No puedo dejar de reconocer el valor de este planteamiento. Durante mucho tiempo, la sociedad nos ha visto como sujetos “desexualizados”, como si el deseo, el erotismo o el derecho a la intimidad fueran privilegios exclusivos de quienes no tienen una discapacidad. Romper con ese mito es urgente y liberador. Coincido plenamente en que merecemos vivir nuestra sexualidad de manera natural, espontánea y sin culpas.
Ahora bien, también creo necesario matizar. Y aquí es donde entra mi opinión personal.
Mi visión personal: entre romanticismo y realismo
En lo personal, aunque tengo poca experiencia, me considero un romántico. Para mí, el vínculo afectivo previo a la intimidad es un valor que enriquece la experiencia y le da sentido. No niego la posibilidad del placer en el sexo casual, pero desde mi perspectiva, hay algo profundo y significativo en compartir el cuerpo después de haber compartido el corazón.
Dicho esto, hay una realidad que no se puede soslayar: para las personas con discapacidad, el sexo casual enfrenta barreras adicionales. No hablo solo de lo logístico —accesibilidad de espacios, apoyos, tiempos—, sino también de lo emocional y de lo social. Un encuentro ocasional puede volverse riesgoso, ya sea por la falta de preparación, la vulnerabilidad frente a abusos o simplemente por la ausencia de condiciones seguras. En mi no tan humilde opinión, sería irresponsable no señalar estos matices.
Libertad con responsabilidad
No pretendo invalidar la postura del Instituto. Al contrario, celebro que se abra el debate y que se rompan esquemas que nos han oprimido por años. Sin embargo, creo que no se trata de elegir entre romanticismo o desromantización, sino de encontrar un punto de equilibrio: reivindicar el derecho al placer y a la libertad sexual de las personas con discapacidad, pero también reconocer las particularidades que nos atraviesan y los riesgos que enfrentamos.
La clave, pienso, está en la preparación. Así como se habla de educación sexual integral para todos, debería hablarse también de educación sexual adaptada y accesible para personas con discapacidad: con información clara sobre autocuidado, consentimiento, métodos de protección y, sí, también sobre la posibilidad de decidir si se quiere o no un encuentro casual, con o sin amor de por medio.
Cada quien su ritmo
Al final del día, como decía mi madre en paz descanse, “cada quien su cola y que la mueva al ritmo que mejor le acomode”. Habrá quienes encuentren plenitud en el placer inmediato, y quienes, como yo, valoren más el lazo afectivo previo.
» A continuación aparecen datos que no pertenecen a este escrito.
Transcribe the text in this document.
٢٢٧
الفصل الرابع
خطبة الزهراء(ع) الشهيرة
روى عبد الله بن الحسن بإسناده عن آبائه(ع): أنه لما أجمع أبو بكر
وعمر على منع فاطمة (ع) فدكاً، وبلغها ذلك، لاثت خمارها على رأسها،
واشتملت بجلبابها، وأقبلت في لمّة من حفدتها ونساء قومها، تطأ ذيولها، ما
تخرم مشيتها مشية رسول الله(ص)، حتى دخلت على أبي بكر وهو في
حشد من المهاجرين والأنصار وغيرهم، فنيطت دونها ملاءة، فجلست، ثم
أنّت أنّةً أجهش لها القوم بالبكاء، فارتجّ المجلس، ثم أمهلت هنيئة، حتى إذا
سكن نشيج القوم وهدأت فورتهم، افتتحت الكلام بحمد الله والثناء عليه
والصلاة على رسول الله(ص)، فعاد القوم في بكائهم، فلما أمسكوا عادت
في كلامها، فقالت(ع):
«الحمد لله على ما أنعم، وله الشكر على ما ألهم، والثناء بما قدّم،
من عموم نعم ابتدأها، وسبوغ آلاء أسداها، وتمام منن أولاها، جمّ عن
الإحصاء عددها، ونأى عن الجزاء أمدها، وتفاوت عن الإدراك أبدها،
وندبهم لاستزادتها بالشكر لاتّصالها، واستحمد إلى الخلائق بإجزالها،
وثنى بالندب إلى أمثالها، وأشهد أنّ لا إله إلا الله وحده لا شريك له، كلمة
Ambas posturas son legítimas y necesarias, siempre y cuando se ejerzan desde la libertad, el respeto y la seguridad.
Lo importante es que las personas con discapacidad no sigamos siendo vistas desde la lástima ni desde el prejuicio, sino como lo que somos: seres humanos con deseo, con derecho al amor, al placer y, sobre todo, a decidir cómo vivir nuestra sexualidad.